All along this piece of the front, more or less parallel to the lines of the armies, runs—deep and broad—the St. Quentin Canal.
For three and a half miles, however, between Bellicourt and Vendhuille it runs underground through a tunnel.
We have seen how, in the northern part of the line, the enemy had relied upon the Canal du Nord to form the principal obstacle to an attack.
In August we had captured a document which proved that he realised that if we attacked at all in the south, and whether we attacked with Tanks or not, it would be in that three-and-a-half-mile gap that our heaviest blow would fall.
The photograph gives an excellent notion why we had to avoid certain sectors of the Canal at all costs, and Sir Douglas Haig, in his Despatch, gives an admirable idea of some of the complex features which the topography here possessed.
“The general configuration of the ground through which this sector of the Canal runs, produces deep cuttings of a depth in places of some sixty feet; while between Bellicourt and the neighbourhood of Vendhuille the Canal passes through a tunnel for a distance of 6000 yards. In the sides of the cuttings the enemy had constructed numerous tunnelled dug-outs and concrete shelters. Along the top edge of them he had concealed well-sited concrete or armoured machine-gun emplacements. The tunnel itself was used to provide living accommodation for troops, and was connected by shafts with the trenches above. South of Bellicourt the Canal cutting gradually becomes shallow, till at Bellenglise the Canal lies almost at ground level. South of Bellenglise the Canal is dry.

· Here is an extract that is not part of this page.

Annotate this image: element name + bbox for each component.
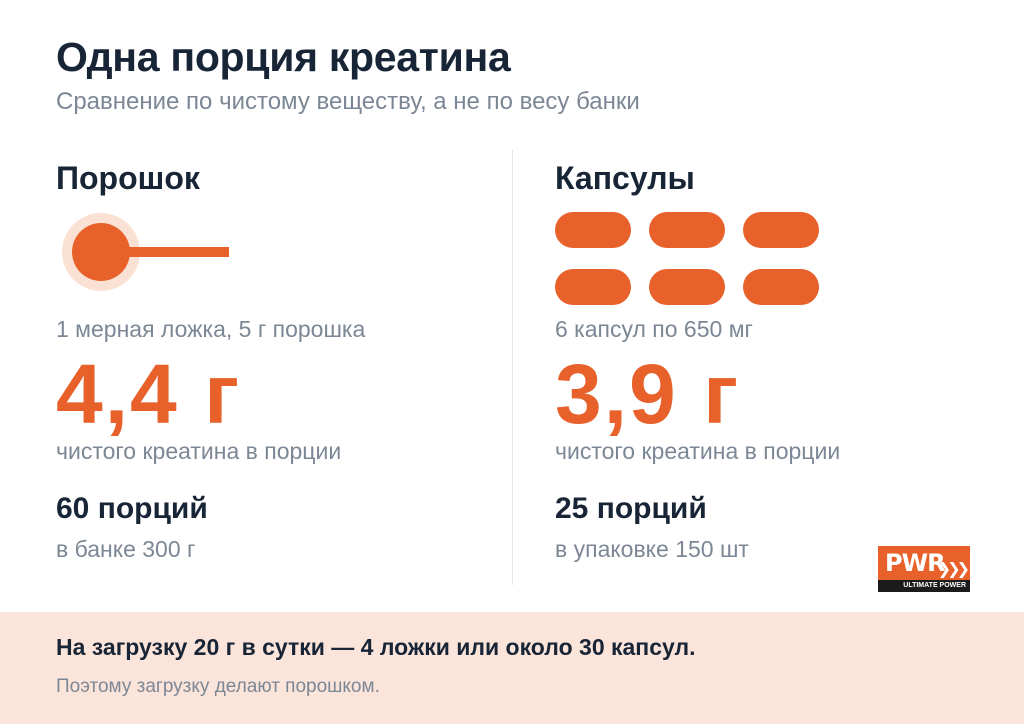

“On the western side of the Canal, south of Bellicourt, two thoroughly organised and extremely heavily wired lines of continuous trench run roughly parallel to the Canal, at average distances from it of 2000 and 1000 yards respectively. The whole series of defences, with the numerous defended villages contained in it, formed a belt of country varying from 7000 to 10,000 yards in depth, organised by the employment of every available means into a most powerful system, well meriting the great reputation attached to it.”